Denton is spending about $700,000 on the plant, according to Vance Kemler, director of solid waste management in Denton.

"We own the equipment, and the plant will be on city-owned land," said Kemler. "Biodiesel Industries will lease the equipment and site and operate the plant and share in the profits."

The plant, scheduled to be up and running in early 2005, will capture methane gas from the landfill and will use it to power the plant. The process will take waste, vegetable-based cooking oil from Dallas-area restaurants and turn it into biodiesel.

Area restaurants produce about 12 million gallons of recyclable cooking oil annually, Kemler said. The city anticipates using 1 to 3 million gallons of that oil annually to produce about the same amount of biodiesel. The city will use some of the biodiesel to run its own diesel-powered vehicles and equipment, including trucks and buses, and sell the excess. Other cities and counties already have expressed their willingness to purchase biodiesel from Denton.

"Nobody in the community has opposed this project," Kemler said. "Everybody believes it will improve the environment of our community."

The city also plans to build a pump where the public can buy biodiesel, but the city has not yet chosen a site, said Kemler.

At the pump
Texas already has a few biodiesel retailers where the public can buy the alternative fuel. As of January 2005, the Texas Comptroller of Public Accounts identified retailers in at least six Texas cities selling biodiesel for public consumption: Austin, Hillsboro, Keller, Addison, Fort Worth and Texas City.

Biodiesel in its pure form contains no petroleum, but it can be mixed with petroleum diesel to create a biodiesel blend fuel. The most popular biodiesel blend is B20, which is 20 percent biodiesel and 80 percent petroleum. B20 maximizes emissions reduction while minimizing the higher cost of biodiesel, according to Stewart.

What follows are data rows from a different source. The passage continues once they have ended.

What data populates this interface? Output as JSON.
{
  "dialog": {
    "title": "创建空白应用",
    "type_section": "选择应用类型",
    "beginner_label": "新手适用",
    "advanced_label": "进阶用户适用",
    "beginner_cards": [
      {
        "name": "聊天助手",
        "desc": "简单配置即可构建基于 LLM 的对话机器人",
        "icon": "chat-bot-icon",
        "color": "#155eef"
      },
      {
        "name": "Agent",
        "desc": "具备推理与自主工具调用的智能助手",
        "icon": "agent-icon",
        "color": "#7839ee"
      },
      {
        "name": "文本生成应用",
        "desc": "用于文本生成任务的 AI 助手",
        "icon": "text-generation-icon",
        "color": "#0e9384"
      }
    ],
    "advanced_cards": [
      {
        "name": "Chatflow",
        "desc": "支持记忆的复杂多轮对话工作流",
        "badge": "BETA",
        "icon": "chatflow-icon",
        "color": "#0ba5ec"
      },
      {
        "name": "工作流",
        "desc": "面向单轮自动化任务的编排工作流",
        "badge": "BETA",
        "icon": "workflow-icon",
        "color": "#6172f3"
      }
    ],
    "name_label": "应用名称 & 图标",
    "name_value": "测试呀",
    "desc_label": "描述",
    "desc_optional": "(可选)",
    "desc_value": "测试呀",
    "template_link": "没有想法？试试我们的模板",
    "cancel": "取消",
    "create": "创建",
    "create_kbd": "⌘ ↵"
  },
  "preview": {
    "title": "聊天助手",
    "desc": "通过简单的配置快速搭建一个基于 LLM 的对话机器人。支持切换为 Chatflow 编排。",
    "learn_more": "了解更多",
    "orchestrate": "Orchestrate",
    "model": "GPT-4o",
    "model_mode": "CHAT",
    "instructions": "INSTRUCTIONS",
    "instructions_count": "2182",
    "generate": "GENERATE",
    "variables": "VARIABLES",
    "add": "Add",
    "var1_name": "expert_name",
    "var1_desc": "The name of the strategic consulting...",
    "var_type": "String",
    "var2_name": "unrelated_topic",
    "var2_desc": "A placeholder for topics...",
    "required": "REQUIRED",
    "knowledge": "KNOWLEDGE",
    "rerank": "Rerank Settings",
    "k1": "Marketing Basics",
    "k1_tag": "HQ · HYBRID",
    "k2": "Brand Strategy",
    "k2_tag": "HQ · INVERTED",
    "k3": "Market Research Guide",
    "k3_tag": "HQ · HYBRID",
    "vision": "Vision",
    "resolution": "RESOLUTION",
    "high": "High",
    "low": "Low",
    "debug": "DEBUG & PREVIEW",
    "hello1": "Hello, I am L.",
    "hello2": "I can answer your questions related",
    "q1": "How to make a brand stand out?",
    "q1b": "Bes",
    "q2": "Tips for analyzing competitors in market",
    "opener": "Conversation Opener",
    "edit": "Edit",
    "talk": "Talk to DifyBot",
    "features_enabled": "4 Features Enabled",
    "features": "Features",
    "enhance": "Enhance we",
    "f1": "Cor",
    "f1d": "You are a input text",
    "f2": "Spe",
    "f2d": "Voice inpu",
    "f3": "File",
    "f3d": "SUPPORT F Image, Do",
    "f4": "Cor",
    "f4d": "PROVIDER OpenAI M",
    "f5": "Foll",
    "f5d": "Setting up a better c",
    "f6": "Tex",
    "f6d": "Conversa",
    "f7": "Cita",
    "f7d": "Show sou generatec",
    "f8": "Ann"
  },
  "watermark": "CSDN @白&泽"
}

B20 sells for an average of about 20 cents more per gallon than regular diesel.

"While biodiesel costs more, it is the cheapest of all the alternative fuel options, because it doesn't require infrastructure changes or mechanical modifications, like others such as natural gas would," said Stewart.

Diesel engines require few or no modifications to use biodiesel.

Furthermore, Stewart said a new tax incentive passed by the U.S Congress should help eradicate the cost difference.

Country music legend Willie Nelson is actively promoting biodiesel as a way to help American farmers.

Roughly 90 to 95 percent of the biodiesel fuel consumed in the United States is based on soybean oil, according to Richard Nelson, an engineering professor at Kansas State University. Biodiesel, therefore, offers American farmers an additional market and higher prices for their soybean crop, the professor said.

"Biodiesel is a way to put farmers back on the land raising fuel for America and the rest of the world without war," Willie Nelson said.

The singer uses biodiesel in his own trucks and buses and is marketing his own brand of biodiesel, Willie Nelson's Biodiesel, at Carl's Corner truck stop, north of Hillsboro, Texas.